Later uses of partitions of unity are also often of the form "I would like to chop my manifold into pieces, but that is too discontinuous an operation." For example, let's show that every short exact sequence of vector bundles splits. Let $0 \to A \to B \to C \to 0$ be the short exact sequence and let $X$ be the manifold. One would like to cut $X$ into pieces $U_i$ where the bundles are trivial and write down a section $\sigma_i : C \to B$ on each $U_i$. But gluing the $\sigma_i$ together is not continuous. If instead we take a partition of unity $\phi_i$ and write $\sigma = \sum \phi_i \sigma_i$, then $\sigma$ is a smoother version of gluing the $\sigma_i$, and it is continuous.
My mental metaphor for a partition of unity is feathering out paint. If your paint stops abruptly at the edge of the brush stroke, it will leave a visible line even once you paint the wall next to it. Instead, you need to smear out the edge of your stroke so it thins out gradually. I haven't tried bringing a paint can into class though yet!
The idea behind a number of proofs is as follows.

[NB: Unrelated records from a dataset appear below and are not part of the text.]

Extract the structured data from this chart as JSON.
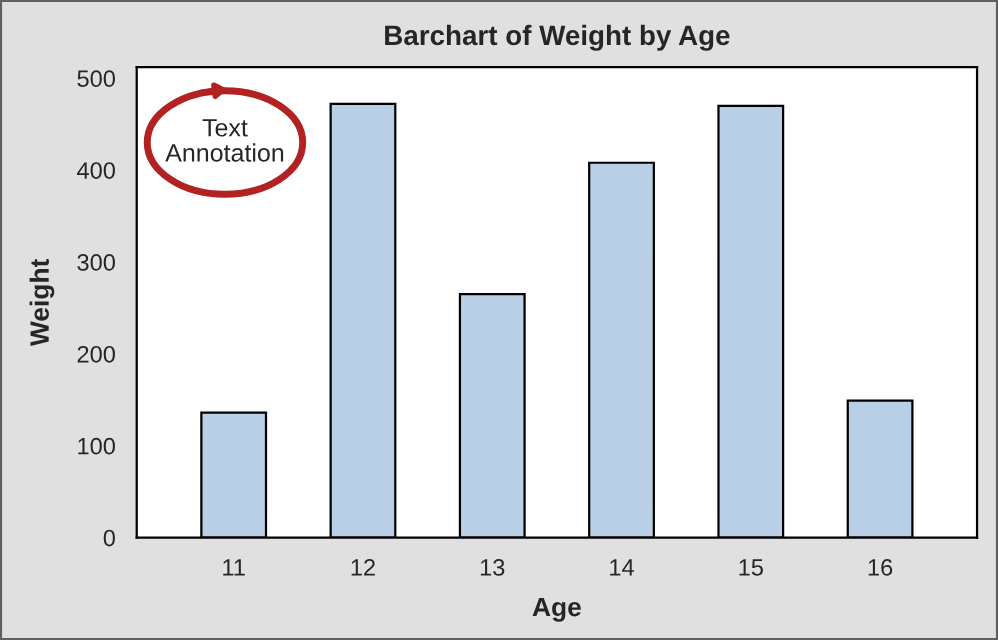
{
  "chart_data": {
    "type": "bar",
    "title": "Barchart of Weight by Age",
    "xlabel": "Age",
    "ylabel": "Weight",
    "categories": [
      "11",
      "12",
      "13",
      "14",
      "15",
      "16"
    ],
    "values": [
      136,
      472,
      265,
      408,
      470,
      149
    ],
    "color": "#b9cfe6",
    "ylim": [
      0,
      512
    ],
    "yticks": [
      0,
      100,
      200,
      300,
      400,
      500
    ],
    "grid": false,
    "legend": false,
    "annotations": [
      "Text\nAnnotation"
    ]
  }
}
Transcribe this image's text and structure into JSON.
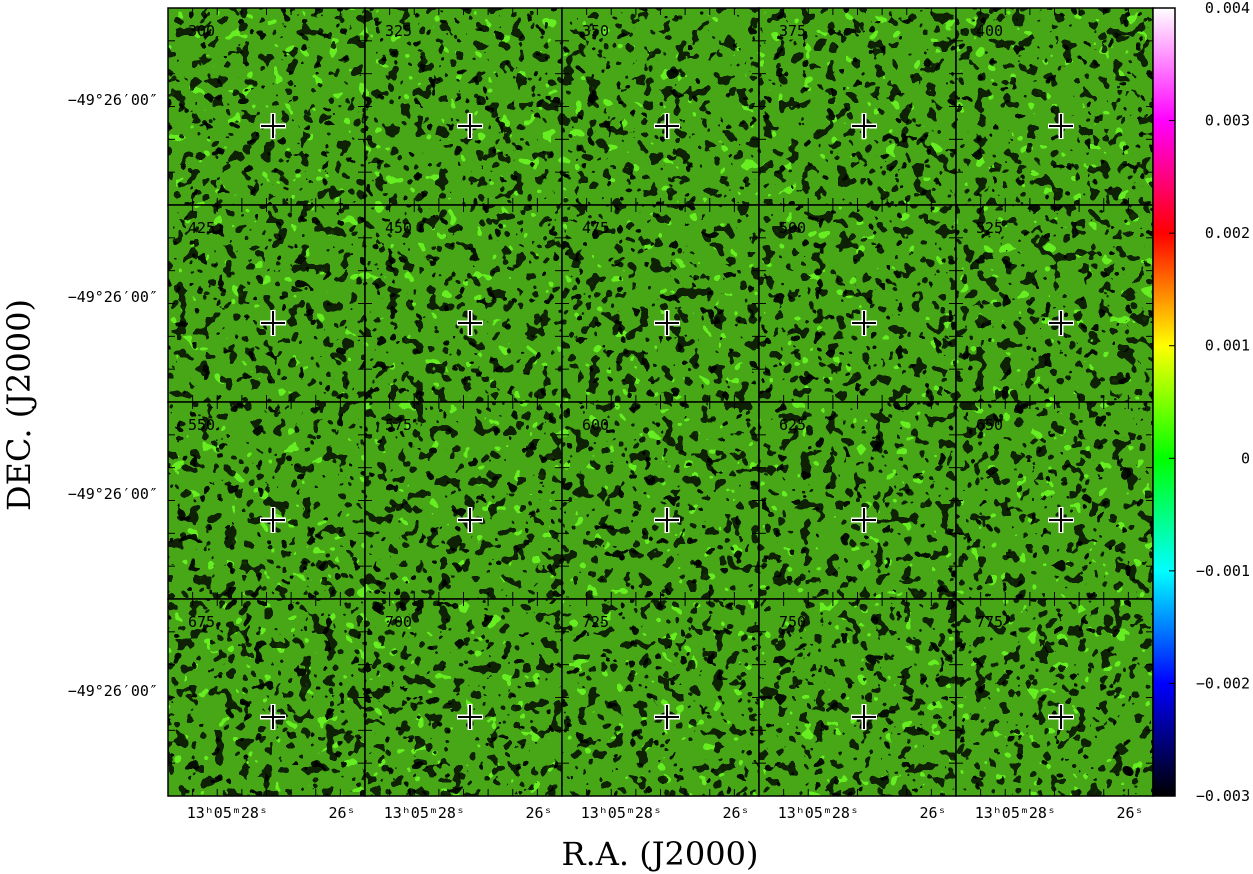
{
  "chart_data": {
    "type": "heatmap",
    "xlabel": "R.A. (J2000)",
    "ylabel": "DEC. (J2000)",
    "panel_labels": [
      "300",
      "325",
      "350",
      "375",
      "400",
      "425",
      "450",
      "475",
      "500",
      "525",
      "550",
      "575",
      "600",
      "625",
      "650",
      "675",
      "700",
      "725",
      "750",
      "775"
    ],
    "ytick_label": "−49°26′00″",
    "xtick_labels": [
      {
        "major": "13ʰ05ᵐ28ˢ",
        "minor": "26ˢ"
      },
      {
        "major": "13ʰ05ᵐ28ˢ",
        "minor": "26ˢ"
      },
      {
        "major": "13ʰ05ᵐ28ˢ",
        "minor": "26ˢ"
      },
      {
        "major": "13ʰ05ᵐ28ˢ",
        "minor": "26ˢ"
      },
      {
        "major": "13ʰ05ᵐ28ˢ",
        "minor": "26ˢ"
      }
    ],
    "colorbar": {
      "min": -0.003,
      "max": 0.004,
      "ticks": [
        "0.004",
        "0.003",
        "0.002",
        "0.001",
        "0",
        "−0.001",
        "−0.002",
        "−0.003"
      ],
      "tick_values": [
        0.004,
        0.003,
        0.002,
        0.001,
        0,
        -0.001,
        -0.002,
        -0.003
      ],
      "colors": [
        "#000000",
        "#0000ff",
        "#00ffff",
        "#00ff00",
        "#ffff00",
        "#ff0000",
        "#ff00ff",
        "#ffffff"
      ]
    },
    "grid": {
      "rows": 4,
      "cols": 5
    },
    "marker": "cross",
    "beam": "ellipse"
  }
}
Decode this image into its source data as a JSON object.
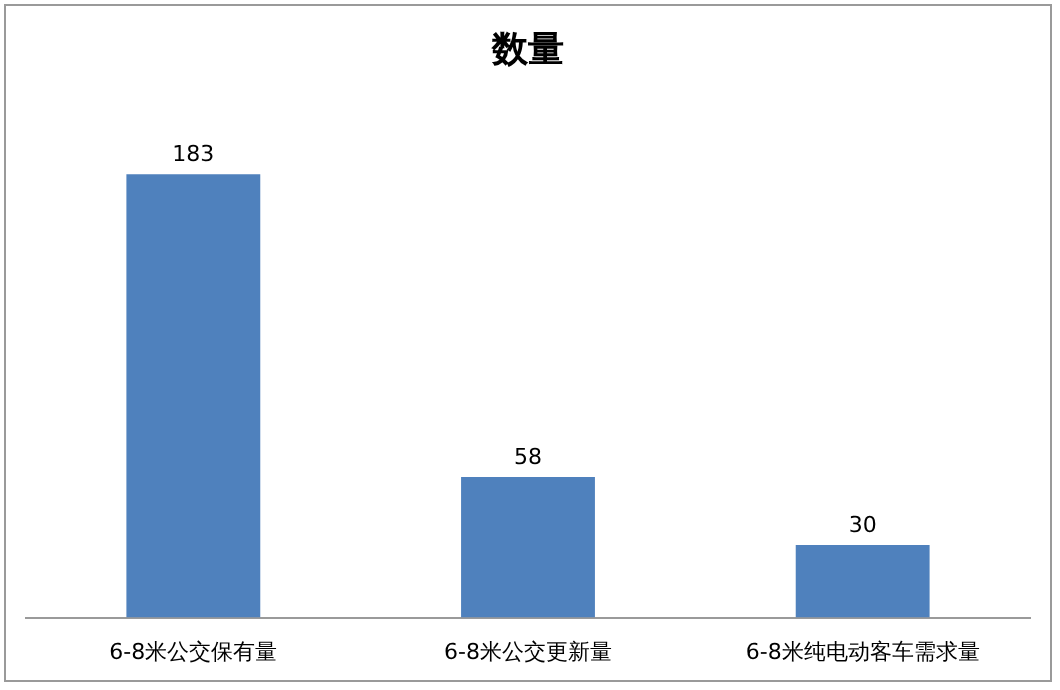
{
  "chart_data": {
    "type": "bar",
    "title": "数量",
    "categories": [
      "6-8米公交保有量",
      "6-8米公交更新量",
      "6-8米纯电动客车需求量"
    ],
    "values": [
      183,
      58,
      30
    ],
    "color": "#4f81bd",
    "data_labels": true,
    "grid": false,
    "legend": false
  }
}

We want to prove theorem "A" for certain functions $f$.
If theorem is true for two functions $f_1$ and $f_2$ , then it is true for $f_1 + f_2$.
The theorem is true for the same class of functions locally. For example, the space might be a manifold and the theorem is true for compactly supported functions.
So you have the theorem true for a covering of the space; and you then construct a partition of unity $\varphi_i$ subordinate to this cover. The theorem being true for each $\varphi_i f$ being compactly supported, it is true for their sum $f$, this sum being locally finite; so at each point it is a finite sum.